All das änderte sich vor zweieinhalb Jahren, als ich eine Frau kennenlernte, die ich jetzt geheiratet habe und die der Grund ist, warum ich hier schreibe. Beim Kennenlernen erzählte ich ihr, dass ich gerade mein Examen machte (was nicht stimmte), dass ich Ehrlichkeit für unerlässlich hielt (stimmt noch weniger) und viele weitere Mosaiksteine, die mich bestmöglich dastehen ließen. Wir verliebten uns, überbrückten eine räumliche Trennung von 200 Km und sahen uns wann immer es ging. Ich erzählte von meinen Heldentaten an der Uni, im Sport usw und merkte gar nicht, was für ein Lügengespinst ich wieder aufbaute, nur um die Bestätigung von ihr zu bekommen, nach der ich so sehr lechzte. Nach einem halben Jahr war damit Schluss, denn zum ersten Mal durchschaute jemand meine Fassade. Mir wurden unbequeme Fragen gestellt, ich wurde unsicher, war nicht mehr so toll wie sonst, sondern verwandelte mich ihr gegenüber in den unsicheren Menschen, der ich im inneren bin. Sie drängte mich zu einer erneuten Therapie und die Diagnose war NPS. Ich hatte davon noch nie gehört, aber meine Freundin recherchierte und fand die zahllosen Meldungen derer, die unter einem NArzissten zu leiden hatten. So ein quatsch, dachte ich mir, ich bin nicht so. Klar, ich bin nicht so zuverlässig und natürlich finde ich Bestätigung toll, wer denn nicht? Diagnose abgehakt, Leben geht weiter.

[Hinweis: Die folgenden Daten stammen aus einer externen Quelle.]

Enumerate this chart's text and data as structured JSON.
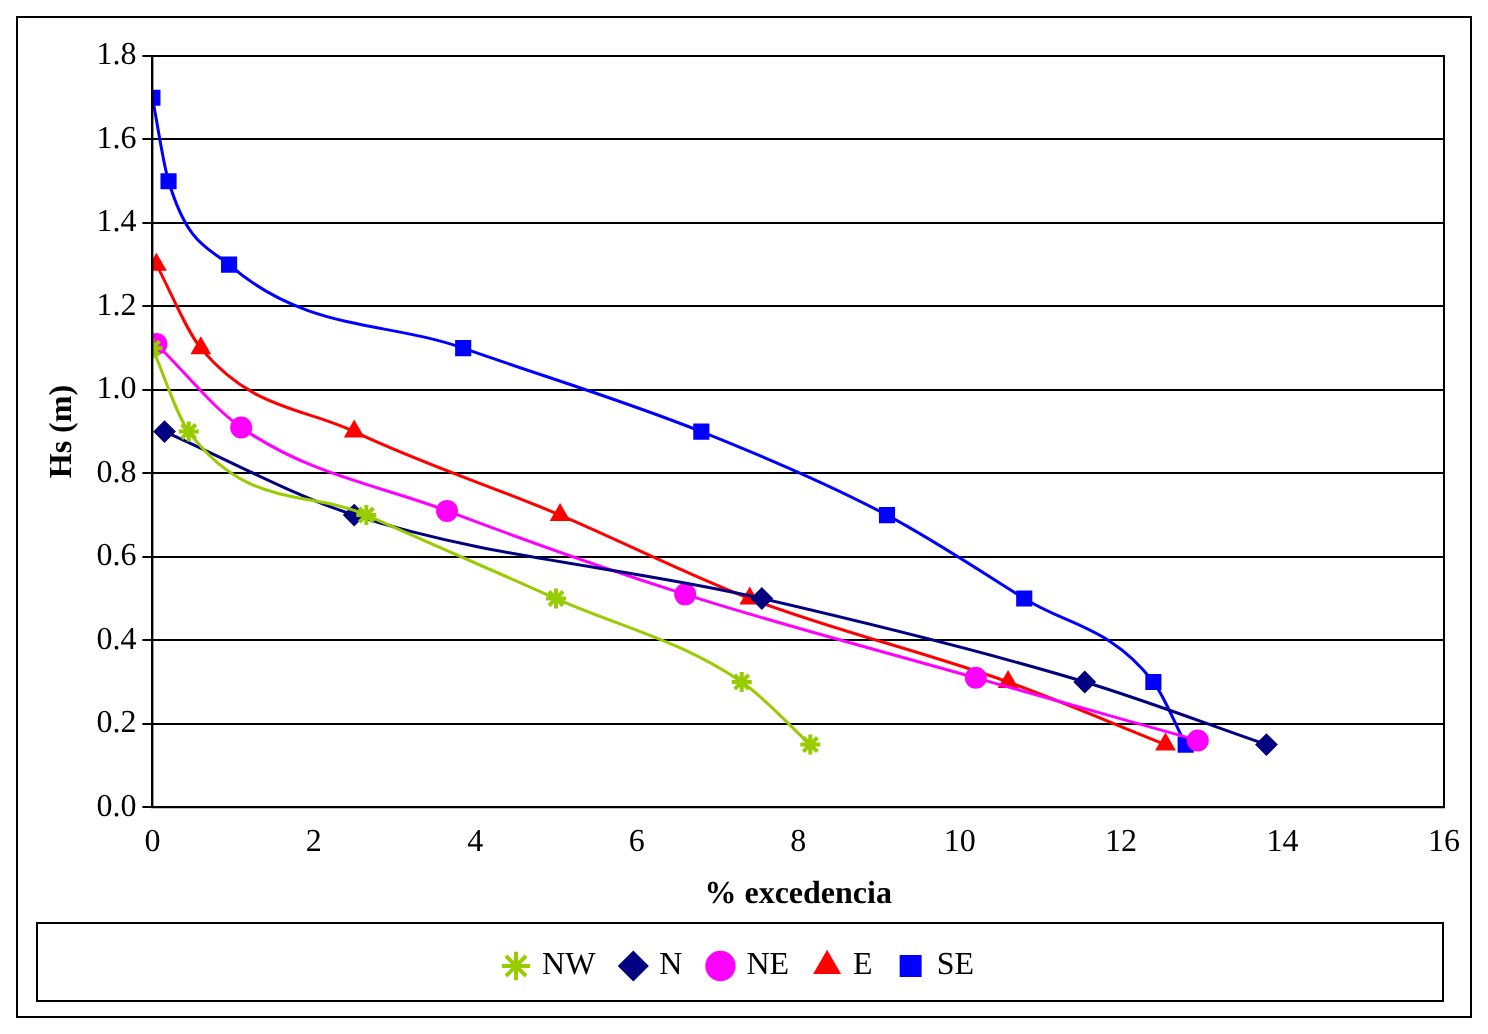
{
  "chart_data": {
    "type": "line",
    "xlabel": "% excedencia",
    "ylabel": "Hs (m)",
    "xlim": [
      0,
      16
    ],
    "xticks": [
      0,
      2,
      4,
      6,
      8,
      10,
      12,
      14,
      16
    ],
    "ylim": [
      0,
      1.8
    ],
    "yticks": [
      {
        "value": 0,
        "label": "0.0"
      },
      0.2,
      0.4,
      0.6,
      0.8,
      {
        "value": 1,
        "label": "1.0"
      },
      1.2,
      1.4,
      1.6,
      1.8
    ],
    "grid": "y",
    "legend": "bottom",
    "series": [
      {
        "name": "NW",
        "color": "#99cc00",
        "marker": "cross",
        "x": [
          0,
          0.45,
          2.65,
          5.0,
          7.3,
          8.15
        ],
        "values": [
          1.1,
          0.9,
          0.7,
          0.5,
          0.3,
          0.15
        ]
      },
      {
        "name": "N",
        "color": "#000080",
        "marker": "diamond",
        "x": [
          0.15,
          2.5,
          7.55,
          11.55,
          13.8
        ],
        "values": [
          0.9,
          0.7,
          0.5,
          0.3,
          0.15
        ]
      },
      {
        "name": "NE",
        "color": "#ff00ff",
        "marker": "circle",
        "x": [
          0.05,
          1.1,
          3.65,
          6.6,
          10.2,
          12.95
        ],
        "values": [
          1.11,
          0.91,
          0.71,
          0.51,
          0.31,
          0.16
        ]
      },
      {
        "name": "E",
        "color": "#ff0000",
        "marker": "triangle",
        "x": [
          0.05,
          0.6,
          2.5,
          5.05,
          7.4,
          10.6,
          12.55
        ],
        "values": [
          1.3,
          1.1,
          0.9,
          0.7,
          0.5,
          0.3,
          0.15
        ]
      },
      {
        "name": "SE",
        "color": "#0000ff",
        "marker": "square",
        "x": [
          0,
          0.2,
          0.95,
          3.85,
          6.8,
          9.1,
          10.8,
          12.4,
          12.8
        ],
        "values": [
          1.7,
          1.5,
          1.3,
          1.1,
          0.9,
          0.7,
          0.5,
          0.3,
          0.15
        ]
      }
    ]
  }
}
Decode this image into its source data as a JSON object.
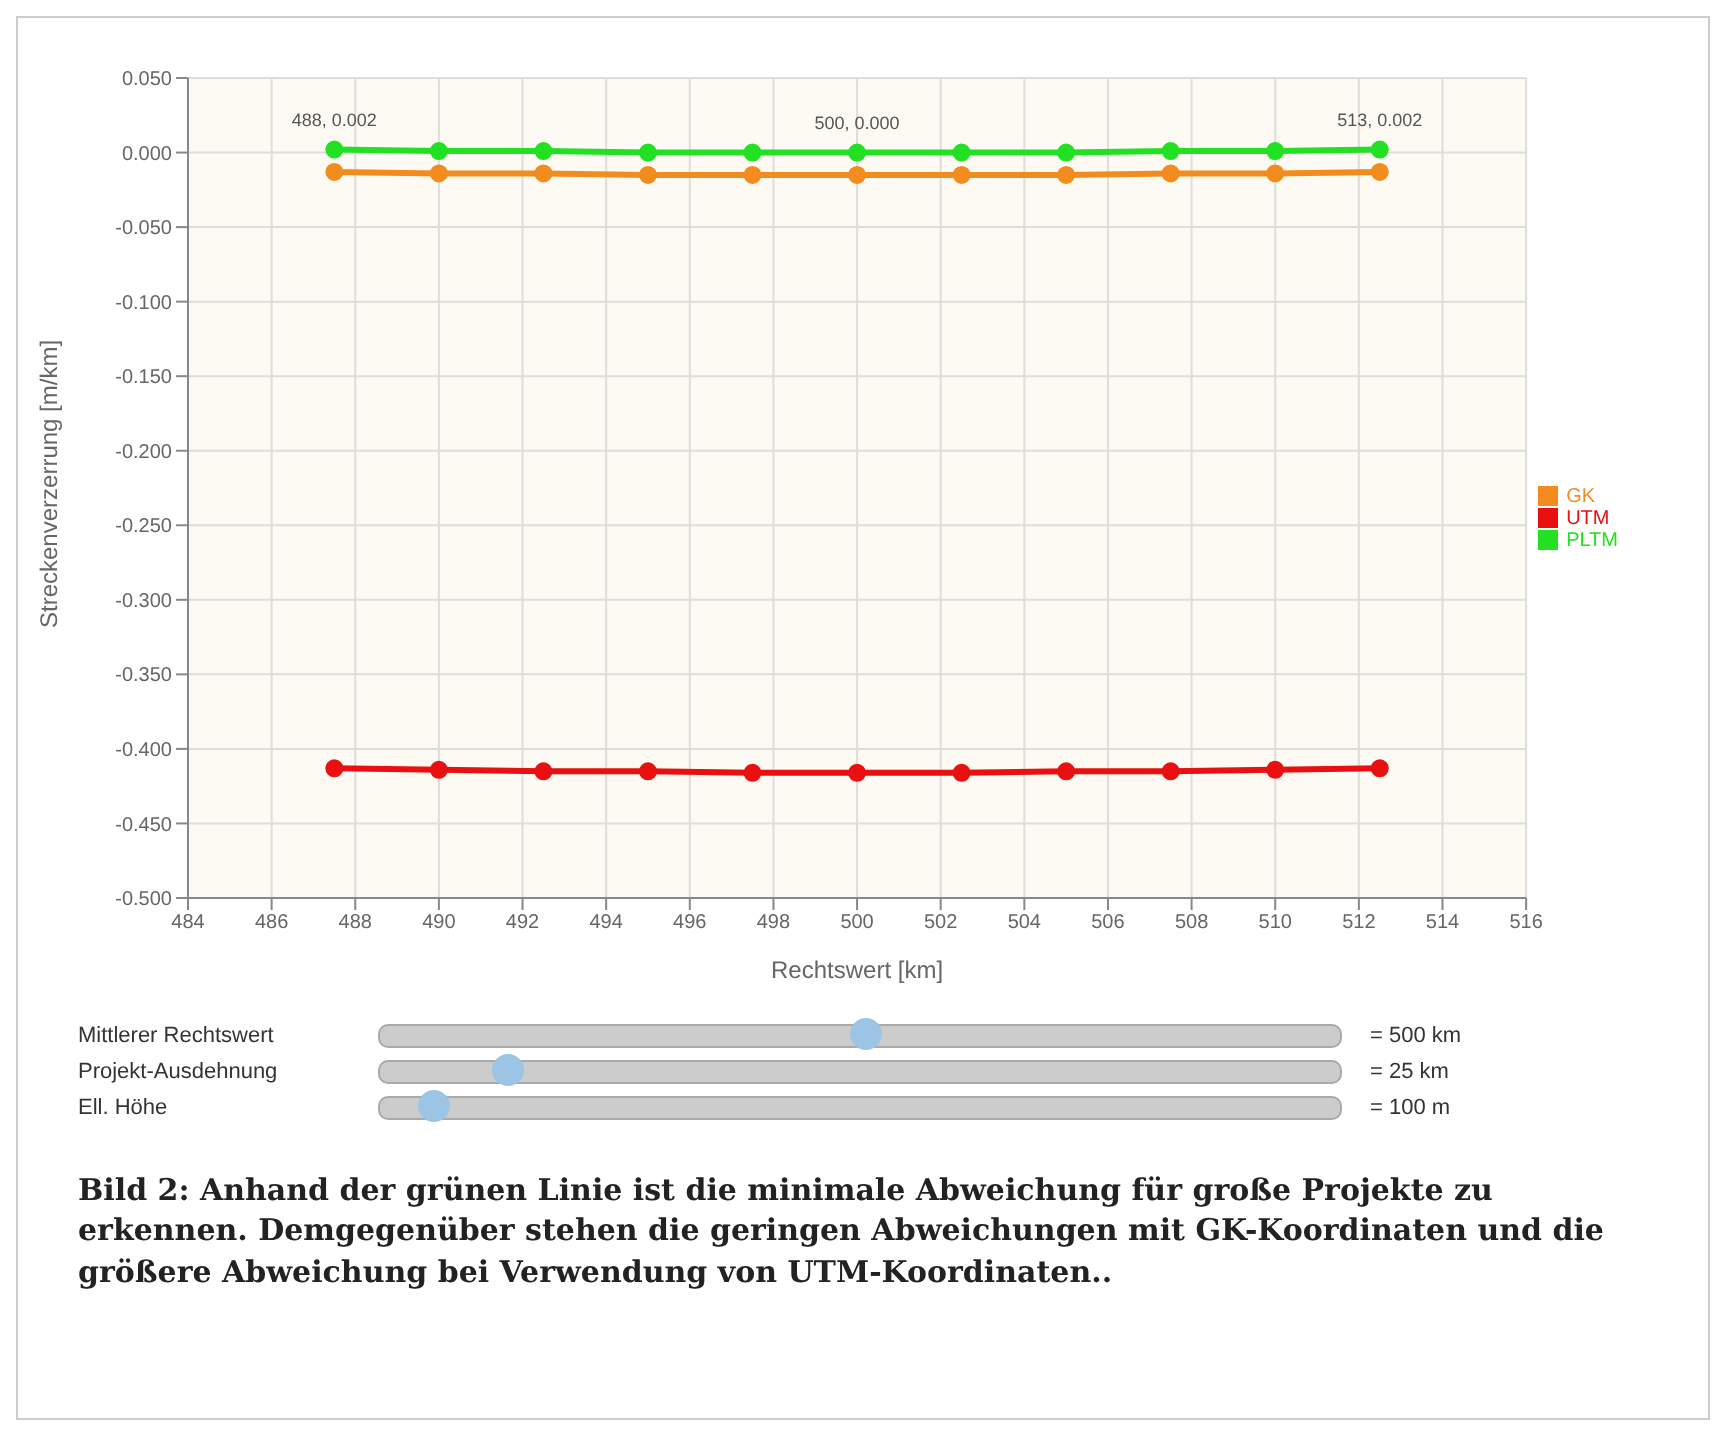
{
  "chart_data": {
    "type": "line",
    "xlabel": "Rechtswert [km]",
    "ylabel": "Streckenverzerrung [m/km]",
    "x": [
      487.5,
      490,
      492.5,
      495,
      497.5,
      500,
      502.5,
      505,
      507.5,
      510,
      512.5
    ],
    "series": [
      {
        "name": "GK",
        "color": "#f28c1e",
        "values": [
          -0.013,
          -0.014,
          -0.014,
          -0.015,
          -0.015,
          -0.015,
          -0.015,
          -0.015,
          -0.014,
          -0.014,
          -0.013
        ]
      },
      {
        "name": "UTM",
        "color": "#e81010",
        "values": [
          -0.413,
          -0.414,
          -0.415,
          -0.415,
          -0.416,
          -0.416,
          -0.416,
          -0.415,
          -0.415,
          -0.414,
          -0.413
        ]
      },
      {
        "name": "PLTM",
        "color": "#22e022",
        "values": [
          0.002,
          0.001,
          0.001,
          0.0,
          0.0,
          0.0,
          0.0,
          0.0,
          0.001,
          0.001,
          0.002
        ]
      }
    ],
    "xlim": [
      484,
      516
    ],
    "xticks": [
      484,
      486,
      488,
      490,
      492,
      494,
      496,
      498,
      500,
      502,
      504,
      506,
      508,
      510,
      512,
      514,
      516
    ],
    "ylim": [
      -0.5,
      0.05
    ],
    "yticks": [
      {
        "value": -0.5,
        "label": "-0.500"
      },
      {
        "value": -0.45,
        "label": "-0.450"
      },
      {
        "value": -0.4,
        "label": "-0.400"
      },
      {
        "value": -0.35,
        "label": "-0.350"
      },
      {
        "value": -0.3,
        "label": "-0.300"
      },
      {
        "value": -0.25,
        "label": "-0.250"
      },
      {
        "value": -0.2,
        "label": "-0.200"
      },
      {
        "value": -0.15,
        "label": "-0.150"
      },
      {
        "value": -0.1,
        "label": "-0.100"
      },
      {
        "value": -0.05,
        "label": "-0.050"
      },
      {
        "value": 0,
        "label": "0.000"
      },
      {
        "value": 0.05,
        "label": "0.050"
      }
    ],
    "grid": true,
    "legend": "right",
    "marker": "circle",
    "line_style": "solid",
    "annotations": [
      {
        "text": "488, 0.002",
        "x": 487.5,
        "y": 0.002
      },
      {
        "text": "500, 0.000",
        "x": 500,
        "y": 0.0
      },
      {
        "text": "513, 0.002",
        "x": 512.5,
        "y": 0.002
      },
      "Mittlerer Rechtswert",
      "= 500 km",
      "Projekt-Ausdehnung",
      "= 25 km",
      "Ell. Höhe",
      "= 100 m",
      "Bild 2: Anhand der grünen Linie ist die minimale Abweichung für große Projekte zu erkennen. Demgegenüber stehen die geringen Abweichungen mit GK-Koordinaten und die größere Abweichung bei Verwendung von UTM-Koordinaten.."
    ]
  }
}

Aber es geht und ging nicht mehr weiter. Meine Frau geht an mir kaputt. Wir haben geheiratet, weil ich sagte, ich ändere mich. Ich will nicht mehr lügen, nicht unzuverlässig sein, nicht anderen Frauen mit charmanten Bemerkungen den Hof machen, nur um zu hören, wie toll ich bin... Aber so funktioniere ich nicht. Kriselt es ein wenig zwischen meiner Frau und mir, so schwindet mein Selbstbewusstsein so sehr, dass ich jedes Mittel nutzen würde um mir Selbstbestätigung zu holen. Versteht mich nicht falsch, ich würde meine Frau körperlich nicht betrügen, aber seelisch mach ich es andauernd. Der Narzisst in mir akzeptiert die Ablehnung nicht, die entstanden ist, weil mein geschauspielertes ich durchschaut wurde und wendet sich ab. Ich lüge, verspreche, mache und tue um die Anerkennung meiner Frau zu bekommen... aber mach ich was sinnvolles? Nein. Mein Kopf sagt mir, verlass die Frau, sie will es nicht, sie mag dich nicht und auch es ist besser für sie. Mein Kopf will den leichten Weg... und ich versuche mich zu wehren, aber es fällt mir schwer. Meine Frau leidet furchtbar unter mir, unter meinem Egoismus (den ich nicht sehe), meiner Arroganz (die ich nicht fühle), meinen Lügen (die ich ja nie so meine) und meinem Instinkt, immer den leichten Weg zu gehen. Was macht man, wenn seinem eigenen Kopf nicht trauen kann?
Ich hoffe, dass das alles nicht zu ausführlich war und ich niemanden gelangweilt habe und bin gespannt auf Kommentare und Anregungen.